Tolerating latency in replicated state machines through client speculation
Benjamin Wester, James Cowling, Edmund B. Nightingale, Peter M. Chen, Jason Flinn, and Barbara Liskov
Abstract
Replicated state machines are an important and widely-studied
methodology for tolerating a wide range of faults. Unfortunately,
while replicas should be distributed geographically for maximum fault
tolerance, current replicated state machine protocols tend to magnify
the effects of high network latencies caused by geographic
distribution. In this paper, we examine how to use speculative
execution at the clients of a replicated service to reduce the impact
of network and protocol latency. We first give design principles for
using client speculation with replicated services, such as generating
early replies and prioritizing throughput over latency. We then
describe a mechanism that allows speculative clients to make new
requests through replica-resolved speculation and predicated writes.

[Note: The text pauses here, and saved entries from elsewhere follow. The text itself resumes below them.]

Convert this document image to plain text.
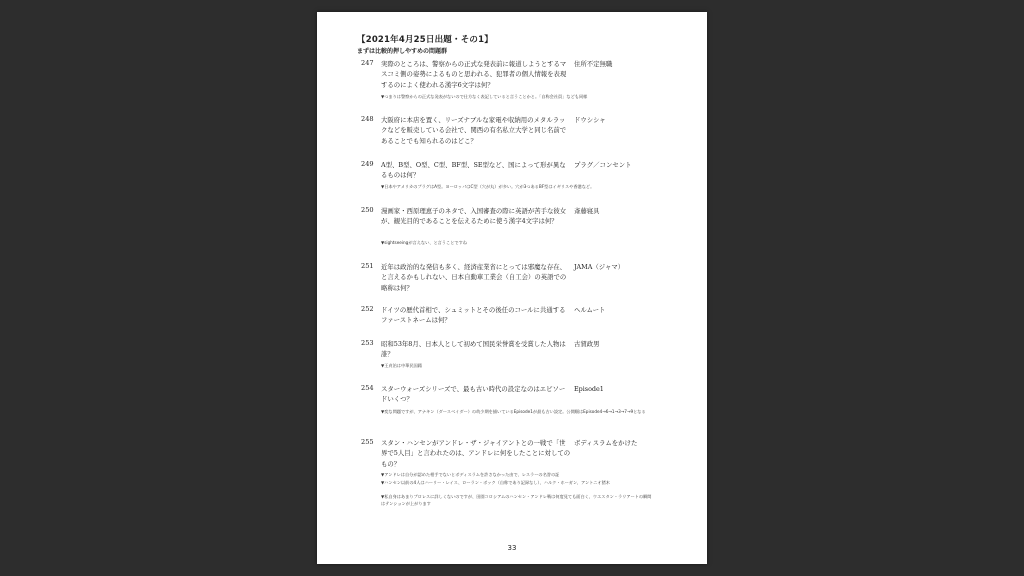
【2021年4月25日出題・その1】
まずは比較的押しやすめの問題群
247 実際のところは、警察からの正式な発表前に報道しようとするマスコミ側の姿勢によるものと思われる、犯罪者の個人情報を表現するのによく使われる漢字6文字は何？
住所不定無職
▼つまりは警察からの正式な発表がないので仕方なく表記していると言うことかと。「自称会社員」なども同様
248 大阪府に本店を置く、リーズナブルな家電や収納用のメタルラックなどを販売している会社で、関西の有名私立大学と同じ名前であることでも知られるのはどこ？
ドウシシャ
249 A型、B型、O型、C型、BF型、SE型など、国によって形が異なるものは何？
プラグ／コンセント
▼日本やアメリカのプラグはA型。ヨーロッパはC型（穴が丸）が多い。穴が3つあるBF型はイギリスや香港など。
250 漫画家・西原理恵子のネタで、入国審査の際に英語が苦手な彼女が、観光目的であることを伝えるために使う漢字4文字は何？
斎藤寝具
▼sightseeingが言えない、と言うことですね
251 近年は政治的な発信も多く、経済産業省にとっては邪魔な存在、と言えるかもしれない、日本自動車工業会（自工会）の英語での略称は何？
JAMA（ジャマ）
252 ドイツの歴代首相で、シュミットとその後任のコールに共通するファーストネームは何？
ヘルムート
253 昭和53年8月、日本人として初めて国民栄誉賞を受賞した人物は誰？
古賀政男
▼王貞治は中華民国籍
254 スターウォーズシリーズで、最も古い時代の設定なのはエピソードいくつ？
Episode1
▼変な問題ですが、アナキン（ダースベイダー）の幼少期を描いているEpisode1が最も古い設定。公開順はEpisode4→6→1→3→7→9となる
255 スタン・ハンセンがアンドレ・ザ・ジャイアントとの一戦で「世界で5人目」と言われたのは、アンドレに何をしたことに対してのもの？
ボディスラムをかけた
▼アンドレは自分が認めた相手でないとボディスラムを許さなかった由で、レスラーの名誉の証
▼ハンセン以前の4人はハーリー・レイス、ローラン・ボック（自称であり記録なし）、ハルク・ホーガン、アントニオ猪木
▼私自身はあまりプロレスに詳しくないのですが、田園コロシアムのハンセン・アンドレ戦は何度見ても面白く、ウエスタン・ラリアートの瞬間はテンションが上がります
33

We implement a detailed case study that applies this approach to a
standard Byzantine fault tolerant protocol (PBFT) for replicated NFS
and counter services. Client speculation trades in 18% maximum
throughput to decrease the effective latency under light workloads,
letting us speed up run time on single-client micro-benchmarks
1.08--19x when the client is co-located with the primary. On a
macro-benchmark, reduced latency gives the client a speedup of up to 5x.